The current rules for the competition are:

  • 3 teams of 4: 2 Culinary Arts students, 1 Baking and Pastry Arts student, 1 alumni (teams are drawn that morning)
  • Mandatory secret “black box” ingredients revealed: flat iron steak, ricotta cheese, naval oranges, baguette, baby carrots, Thai basil, fresh ginger root. All other ingredients and cooking methods are fair game.
  • Teams must make 3-course meal: 2 plates appetizer (hot or cold), 2 plates hot main course, 2 plates dessert
  • Teams have 2.5 hours until the first course must be presented and then 15 minutes for each consecutive course
  • Competitors are critiqued by both kitchen judges and tasting judges who are given the plates “blindly”, not knowing which team created which dishes.

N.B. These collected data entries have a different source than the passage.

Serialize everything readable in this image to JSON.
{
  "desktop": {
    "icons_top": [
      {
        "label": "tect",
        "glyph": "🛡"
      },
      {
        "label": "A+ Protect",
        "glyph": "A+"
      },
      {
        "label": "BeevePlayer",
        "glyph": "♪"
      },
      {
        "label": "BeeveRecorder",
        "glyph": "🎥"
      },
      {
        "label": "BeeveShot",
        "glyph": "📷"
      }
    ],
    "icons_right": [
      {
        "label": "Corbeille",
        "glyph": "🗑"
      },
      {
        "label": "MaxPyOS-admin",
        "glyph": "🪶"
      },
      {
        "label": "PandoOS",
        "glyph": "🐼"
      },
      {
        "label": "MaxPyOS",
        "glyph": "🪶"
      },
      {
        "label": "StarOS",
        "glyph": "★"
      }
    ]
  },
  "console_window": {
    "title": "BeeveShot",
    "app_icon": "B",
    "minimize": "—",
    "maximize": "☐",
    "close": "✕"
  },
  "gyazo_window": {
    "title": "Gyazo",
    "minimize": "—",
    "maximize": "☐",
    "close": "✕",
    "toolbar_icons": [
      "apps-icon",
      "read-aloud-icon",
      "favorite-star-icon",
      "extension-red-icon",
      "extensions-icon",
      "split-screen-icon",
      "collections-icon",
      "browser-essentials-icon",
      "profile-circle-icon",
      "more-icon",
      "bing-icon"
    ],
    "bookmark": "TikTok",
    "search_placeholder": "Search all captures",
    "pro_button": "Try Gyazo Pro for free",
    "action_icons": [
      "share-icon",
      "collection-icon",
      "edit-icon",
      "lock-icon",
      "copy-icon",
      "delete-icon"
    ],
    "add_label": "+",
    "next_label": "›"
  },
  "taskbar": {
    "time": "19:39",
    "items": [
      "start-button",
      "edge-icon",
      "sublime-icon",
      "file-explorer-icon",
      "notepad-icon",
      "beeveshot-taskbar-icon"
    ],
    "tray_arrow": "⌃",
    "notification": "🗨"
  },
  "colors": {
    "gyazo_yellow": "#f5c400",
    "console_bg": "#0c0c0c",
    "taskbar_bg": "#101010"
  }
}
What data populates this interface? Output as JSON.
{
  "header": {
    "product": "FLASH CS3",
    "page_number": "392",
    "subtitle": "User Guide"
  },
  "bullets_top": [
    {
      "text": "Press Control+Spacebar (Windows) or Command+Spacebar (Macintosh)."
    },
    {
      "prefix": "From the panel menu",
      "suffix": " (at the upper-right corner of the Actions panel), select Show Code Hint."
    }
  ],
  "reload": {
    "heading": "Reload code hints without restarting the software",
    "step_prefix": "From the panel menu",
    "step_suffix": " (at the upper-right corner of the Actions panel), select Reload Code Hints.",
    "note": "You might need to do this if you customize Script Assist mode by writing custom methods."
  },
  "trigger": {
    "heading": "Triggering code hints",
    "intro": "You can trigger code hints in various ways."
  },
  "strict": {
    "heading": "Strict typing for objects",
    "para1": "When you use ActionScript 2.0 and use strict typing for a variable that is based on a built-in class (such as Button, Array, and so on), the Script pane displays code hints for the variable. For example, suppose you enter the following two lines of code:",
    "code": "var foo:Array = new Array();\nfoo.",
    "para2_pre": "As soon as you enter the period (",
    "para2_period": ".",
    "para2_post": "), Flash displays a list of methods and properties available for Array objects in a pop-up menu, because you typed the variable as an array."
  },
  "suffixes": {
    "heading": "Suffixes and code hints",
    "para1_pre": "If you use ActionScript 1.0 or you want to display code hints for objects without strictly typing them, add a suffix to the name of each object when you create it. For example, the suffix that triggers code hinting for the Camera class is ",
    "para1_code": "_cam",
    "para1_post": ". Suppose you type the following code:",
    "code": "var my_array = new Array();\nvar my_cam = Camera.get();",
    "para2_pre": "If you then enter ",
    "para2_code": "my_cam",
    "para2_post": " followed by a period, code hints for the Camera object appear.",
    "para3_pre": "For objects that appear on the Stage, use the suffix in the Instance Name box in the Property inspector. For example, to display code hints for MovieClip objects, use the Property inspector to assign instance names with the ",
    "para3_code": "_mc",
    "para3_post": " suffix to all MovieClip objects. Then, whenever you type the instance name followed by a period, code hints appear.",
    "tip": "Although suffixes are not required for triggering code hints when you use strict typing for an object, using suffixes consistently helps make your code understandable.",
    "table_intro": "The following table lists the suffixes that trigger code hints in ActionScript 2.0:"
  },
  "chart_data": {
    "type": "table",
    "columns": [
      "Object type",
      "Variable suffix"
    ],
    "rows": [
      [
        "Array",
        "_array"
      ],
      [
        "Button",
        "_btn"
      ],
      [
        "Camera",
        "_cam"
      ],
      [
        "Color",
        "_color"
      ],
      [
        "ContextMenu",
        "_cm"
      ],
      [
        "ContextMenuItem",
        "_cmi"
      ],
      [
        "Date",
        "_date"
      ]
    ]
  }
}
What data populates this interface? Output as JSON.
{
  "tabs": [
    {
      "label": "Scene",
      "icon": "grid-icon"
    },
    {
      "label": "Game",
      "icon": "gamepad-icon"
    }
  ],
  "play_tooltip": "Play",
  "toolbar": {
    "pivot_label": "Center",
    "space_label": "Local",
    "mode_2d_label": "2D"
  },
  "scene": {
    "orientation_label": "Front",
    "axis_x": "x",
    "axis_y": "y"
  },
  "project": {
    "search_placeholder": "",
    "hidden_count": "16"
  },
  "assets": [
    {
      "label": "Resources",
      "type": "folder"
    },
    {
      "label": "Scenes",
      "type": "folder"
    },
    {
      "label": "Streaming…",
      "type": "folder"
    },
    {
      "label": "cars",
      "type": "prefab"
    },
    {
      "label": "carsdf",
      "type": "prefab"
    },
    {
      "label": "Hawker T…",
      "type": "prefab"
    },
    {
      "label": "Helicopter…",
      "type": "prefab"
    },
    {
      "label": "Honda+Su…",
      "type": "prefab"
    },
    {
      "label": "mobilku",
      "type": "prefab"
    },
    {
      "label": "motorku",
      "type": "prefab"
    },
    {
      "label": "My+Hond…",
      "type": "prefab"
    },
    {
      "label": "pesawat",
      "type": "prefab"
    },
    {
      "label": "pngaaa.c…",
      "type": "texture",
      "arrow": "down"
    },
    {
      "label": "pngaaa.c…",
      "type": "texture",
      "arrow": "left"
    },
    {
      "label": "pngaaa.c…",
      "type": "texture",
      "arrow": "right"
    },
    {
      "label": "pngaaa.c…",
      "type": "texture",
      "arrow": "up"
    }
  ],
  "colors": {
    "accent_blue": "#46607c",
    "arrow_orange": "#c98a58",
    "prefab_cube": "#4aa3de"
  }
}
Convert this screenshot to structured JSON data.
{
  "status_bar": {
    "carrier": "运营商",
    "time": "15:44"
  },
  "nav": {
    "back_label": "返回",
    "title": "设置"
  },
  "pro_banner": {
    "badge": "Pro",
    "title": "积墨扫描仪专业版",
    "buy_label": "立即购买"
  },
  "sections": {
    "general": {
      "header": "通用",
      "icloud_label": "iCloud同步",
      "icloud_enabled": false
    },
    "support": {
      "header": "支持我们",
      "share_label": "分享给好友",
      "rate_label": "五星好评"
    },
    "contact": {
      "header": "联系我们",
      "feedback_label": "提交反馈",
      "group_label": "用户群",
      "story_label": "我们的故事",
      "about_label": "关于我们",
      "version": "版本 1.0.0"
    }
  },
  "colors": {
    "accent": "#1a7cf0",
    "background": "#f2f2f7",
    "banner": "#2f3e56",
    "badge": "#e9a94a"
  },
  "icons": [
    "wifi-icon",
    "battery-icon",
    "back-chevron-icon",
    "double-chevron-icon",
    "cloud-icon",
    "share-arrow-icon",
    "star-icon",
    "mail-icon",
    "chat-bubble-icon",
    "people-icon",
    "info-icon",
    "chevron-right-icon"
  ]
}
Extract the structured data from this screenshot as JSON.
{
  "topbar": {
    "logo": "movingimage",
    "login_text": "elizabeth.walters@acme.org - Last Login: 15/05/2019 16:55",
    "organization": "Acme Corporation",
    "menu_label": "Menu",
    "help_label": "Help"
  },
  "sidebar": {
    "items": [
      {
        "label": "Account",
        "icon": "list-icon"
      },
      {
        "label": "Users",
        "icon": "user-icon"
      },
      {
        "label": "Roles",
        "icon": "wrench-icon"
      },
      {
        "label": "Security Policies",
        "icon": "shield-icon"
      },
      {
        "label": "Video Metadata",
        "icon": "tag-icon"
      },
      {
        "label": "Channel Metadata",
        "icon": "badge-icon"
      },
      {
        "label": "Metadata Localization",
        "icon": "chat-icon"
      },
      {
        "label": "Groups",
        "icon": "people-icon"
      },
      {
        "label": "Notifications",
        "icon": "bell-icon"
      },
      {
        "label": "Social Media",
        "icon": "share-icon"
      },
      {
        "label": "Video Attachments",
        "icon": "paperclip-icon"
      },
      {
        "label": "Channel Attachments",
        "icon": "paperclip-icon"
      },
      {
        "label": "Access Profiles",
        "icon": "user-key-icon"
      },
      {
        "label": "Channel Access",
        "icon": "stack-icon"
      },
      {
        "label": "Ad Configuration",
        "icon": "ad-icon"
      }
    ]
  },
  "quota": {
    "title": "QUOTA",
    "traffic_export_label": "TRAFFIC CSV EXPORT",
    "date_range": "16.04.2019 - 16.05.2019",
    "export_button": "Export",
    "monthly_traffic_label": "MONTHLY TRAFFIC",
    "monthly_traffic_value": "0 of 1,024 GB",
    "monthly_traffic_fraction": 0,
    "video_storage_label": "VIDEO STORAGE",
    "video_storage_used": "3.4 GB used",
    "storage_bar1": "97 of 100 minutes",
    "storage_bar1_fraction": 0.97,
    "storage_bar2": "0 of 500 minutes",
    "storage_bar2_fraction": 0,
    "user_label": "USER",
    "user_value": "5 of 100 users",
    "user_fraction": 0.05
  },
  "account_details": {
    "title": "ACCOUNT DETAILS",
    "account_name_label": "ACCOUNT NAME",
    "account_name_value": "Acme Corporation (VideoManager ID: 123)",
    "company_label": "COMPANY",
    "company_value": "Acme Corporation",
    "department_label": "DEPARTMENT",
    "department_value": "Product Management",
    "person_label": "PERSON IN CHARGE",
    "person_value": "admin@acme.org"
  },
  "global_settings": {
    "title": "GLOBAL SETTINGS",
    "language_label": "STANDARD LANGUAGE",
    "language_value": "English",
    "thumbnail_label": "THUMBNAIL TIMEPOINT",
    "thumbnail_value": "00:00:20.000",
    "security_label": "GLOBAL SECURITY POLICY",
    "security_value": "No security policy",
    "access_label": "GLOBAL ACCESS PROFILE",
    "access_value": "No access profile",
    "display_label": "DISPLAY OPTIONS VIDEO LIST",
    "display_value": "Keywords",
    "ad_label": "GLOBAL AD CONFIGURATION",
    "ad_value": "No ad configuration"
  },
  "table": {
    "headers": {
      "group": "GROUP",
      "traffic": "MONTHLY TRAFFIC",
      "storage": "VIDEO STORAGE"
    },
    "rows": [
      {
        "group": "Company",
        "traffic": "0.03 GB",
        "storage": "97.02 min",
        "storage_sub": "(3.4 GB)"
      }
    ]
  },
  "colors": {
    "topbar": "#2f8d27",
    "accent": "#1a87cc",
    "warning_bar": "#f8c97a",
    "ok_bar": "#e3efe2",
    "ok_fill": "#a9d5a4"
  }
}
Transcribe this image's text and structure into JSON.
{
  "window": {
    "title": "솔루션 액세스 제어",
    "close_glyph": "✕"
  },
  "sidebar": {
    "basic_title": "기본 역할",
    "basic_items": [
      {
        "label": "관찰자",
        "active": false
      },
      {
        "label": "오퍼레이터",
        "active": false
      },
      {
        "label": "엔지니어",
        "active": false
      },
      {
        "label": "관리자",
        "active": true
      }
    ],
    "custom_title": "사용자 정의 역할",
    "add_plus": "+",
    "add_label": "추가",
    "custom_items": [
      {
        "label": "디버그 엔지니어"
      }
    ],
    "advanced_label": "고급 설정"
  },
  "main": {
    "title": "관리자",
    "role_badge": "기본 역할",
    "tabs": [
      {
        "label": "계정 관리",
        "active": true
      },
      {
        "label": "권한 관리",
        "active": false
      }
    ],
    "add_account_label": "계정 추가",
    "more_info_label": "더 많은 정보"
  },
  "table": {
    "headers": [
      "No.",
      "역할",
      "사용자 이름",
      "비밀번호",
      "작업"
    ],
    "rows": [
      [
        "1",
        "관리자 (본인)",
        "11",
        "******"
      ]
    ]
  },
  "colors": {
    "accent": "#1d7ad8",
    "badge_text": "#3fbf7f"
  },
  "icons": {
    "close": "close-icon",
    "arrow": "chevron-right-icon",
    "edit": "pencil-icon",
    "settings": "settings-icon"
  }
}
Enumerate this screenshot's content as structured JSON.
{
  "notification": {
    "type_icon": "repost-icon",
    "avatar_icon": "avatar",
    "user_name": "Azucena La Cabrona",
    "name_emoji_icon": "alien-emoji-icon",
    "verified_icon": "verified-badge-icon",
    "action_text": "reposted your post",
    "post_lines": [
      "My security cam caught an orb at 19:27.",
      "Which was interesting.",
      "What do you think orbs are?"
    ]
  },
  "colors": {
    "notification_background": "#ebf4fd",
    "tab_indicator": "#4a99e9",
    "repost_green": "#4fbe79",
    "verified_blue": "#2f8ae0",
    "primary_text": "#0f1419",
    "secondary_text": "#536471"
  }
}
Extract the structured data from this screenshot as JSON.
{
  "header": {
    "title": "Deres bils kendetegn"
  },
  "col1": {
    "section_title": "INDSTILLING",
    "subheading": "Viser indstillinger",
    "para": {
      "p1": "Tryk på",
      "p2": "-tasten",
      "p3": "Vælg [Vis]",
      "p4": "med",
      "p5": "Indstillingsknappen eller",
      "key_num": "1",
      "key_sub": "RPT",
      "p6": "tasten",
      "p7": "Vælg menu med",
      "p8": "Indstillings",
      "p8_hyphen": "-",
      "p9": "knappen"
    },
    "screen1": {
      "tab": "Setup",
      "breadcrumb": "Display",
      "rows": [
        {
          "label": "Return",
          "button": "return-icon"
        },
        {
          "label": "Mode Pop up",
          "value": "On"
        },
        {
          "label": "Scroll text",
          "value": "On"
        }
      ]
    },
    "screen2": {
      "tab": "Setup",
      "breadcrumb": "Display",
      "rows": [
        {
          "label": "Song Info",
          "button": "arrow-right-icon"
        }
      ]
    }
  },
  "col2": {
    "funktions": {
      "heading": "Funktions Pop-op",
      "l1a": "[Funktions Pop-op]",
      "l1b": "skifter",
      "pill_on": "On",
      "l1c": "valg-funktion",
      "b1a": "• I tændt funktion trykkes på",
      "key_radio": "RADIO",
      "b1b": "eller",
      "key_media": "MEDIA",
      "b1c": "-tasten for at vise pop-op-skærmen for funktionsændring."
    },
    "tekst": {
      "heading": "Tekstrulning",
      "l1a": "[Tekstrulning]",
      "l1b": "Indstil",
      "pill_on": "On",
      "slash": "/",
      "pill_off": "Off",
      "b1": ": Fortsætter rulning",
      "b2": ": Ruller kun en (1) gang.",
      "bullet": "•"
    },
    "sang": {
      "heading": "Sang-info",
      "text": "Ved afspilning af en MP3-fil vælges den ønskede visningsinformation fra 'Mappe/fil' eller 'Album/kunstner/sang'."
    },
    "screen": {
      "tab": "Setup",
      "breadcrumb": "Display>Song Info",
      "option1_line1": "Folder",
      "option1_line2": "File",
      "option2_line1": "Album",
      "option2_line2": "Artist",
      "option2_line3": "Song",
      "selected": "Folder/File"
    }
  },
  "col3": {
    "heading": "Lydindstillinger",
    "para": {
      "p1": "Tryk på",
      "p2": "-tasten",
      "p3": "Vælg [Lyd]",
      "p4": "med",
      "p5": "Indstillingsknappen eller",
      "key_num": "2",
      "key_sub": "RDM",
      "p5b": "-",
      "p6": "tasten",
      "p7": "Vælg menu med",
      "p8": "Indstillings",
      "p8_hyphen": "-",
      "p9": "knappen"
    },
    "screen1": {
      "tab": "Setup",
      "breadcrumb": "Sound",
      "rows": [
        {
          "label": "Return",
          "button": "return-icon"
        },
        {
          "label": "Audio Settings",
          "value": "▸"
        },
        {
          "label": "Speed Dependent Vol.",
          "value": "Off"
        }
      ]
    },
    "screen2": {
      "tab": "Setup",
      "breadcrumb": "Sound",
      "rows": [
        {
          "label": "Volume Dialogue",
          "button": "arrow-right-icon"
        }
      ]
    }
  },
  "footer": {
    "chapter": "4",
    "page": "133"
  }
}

  • Results are tabulated and the top team is announced and the trophy and prizes are awarded

No, the cooking is not all done on cast iron. The original prize was a cast iron pan, intended to be a useful prize. How nice! That’s where the name of the competition comes from. In the fall of 2018, Chefs Vanessa Mendoza and Rosalyn Ediger resurrected the competition with Chef Desmond’s blessing and a slightly modified list of rules. A cast iron pan was created into a trophy by SAIT alumnus Darcy Lane and now each winning team gets their names engraved on a plaque. With the exception of a pause during the Covid-19 pandemic, a new troupe of competitors take part every Open House at SAIT and the tradition lives on.